Invasive and metastatic potentials of several types of carcinoma cells are regulated through interactions with host stromal cells, e.g., tumor-stromal interactions. Because hepatocyte growth factor (HGF), a ligand for the c-Met proto-oncogene product, is a mesenchymal- or stromal-derived factor that induces mitogenic, motogenic, and morphogenic responses, we examined the mechanisms involved in tumor-stromal interactions in vitro. The c-Met/HGF receptor was expressed in A431 human epidermoid carcinoma cells, A549 human non-small cell lung cancer cells, HuCC-T1 human cholangiocellular carcinoma cells, and SBC-3 human small cell lung carcinoma cells. HGF stimulated cell growth, scattering, and invasion of these cells. Although these cells did not produce biologically significant levels of HGF, these cells did secrete soluble factors that potently stimulated HGF production in human skin fibroblasts.

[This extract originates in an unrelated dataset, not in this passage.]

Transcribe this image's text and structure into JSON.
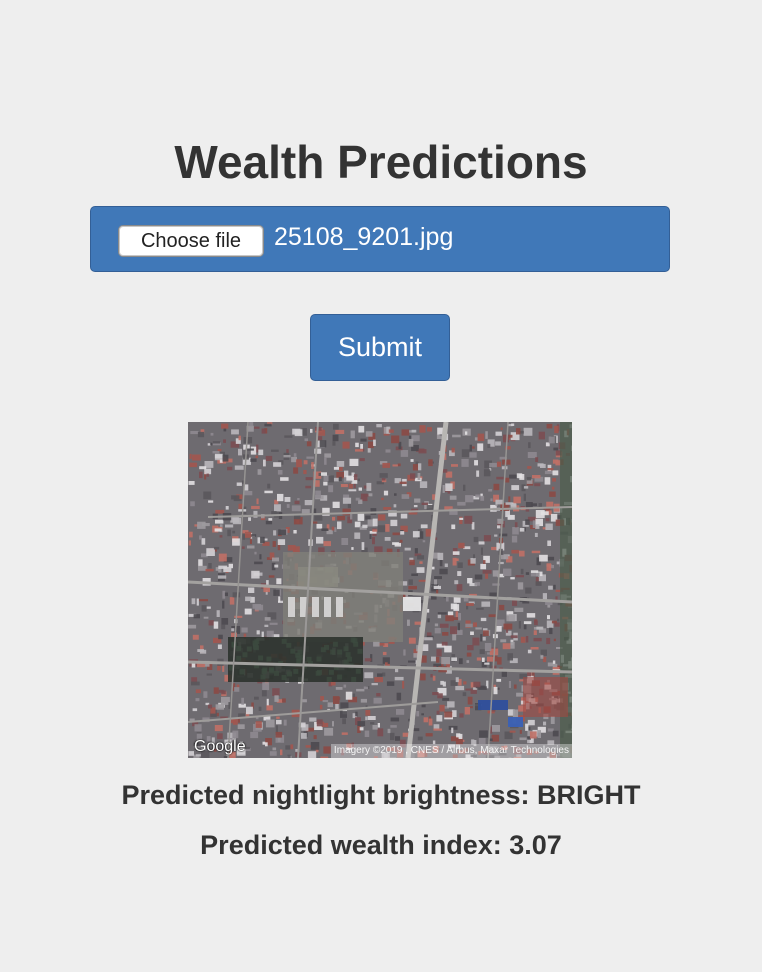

These carcinoma cell-derived HGF inducers proved to be interleukin-1 (IL-1) in A431 cells, IL-1 plus basic fibroblast growth factor (bFGF) in A549 and HuCC-T1 cells, and bFGF plus platelet-derived growth factor in SBC-3 cells. When these carcinoma cells were cocultured with fibroblasts, HGF levels in the coculture system were much higher than the levels in fibroblasts alone, without cocultured carcinoma cells. Together with the increase in HGF levels, the number of invasive cells increased, but in vitro invasion of carcinoma cells in the coculture system was strongly inhibited by anti-HGF antibodies. Thus, there are mutual interactions between carcinoma cells and fibroblasts IL-1, bFGF, and platelet-derived growth factor derived from tumor cells play a role in inducing HGF expression in stromal fibroblasts, whereas fibroblast-derived HGF, in turn, leads to invasive growth in carcinoma cells. The mutual interactions, as mediated by HGF and HGF inducers, may play a significant role in the occurrence of invasion and metastasis of carcinoma cells.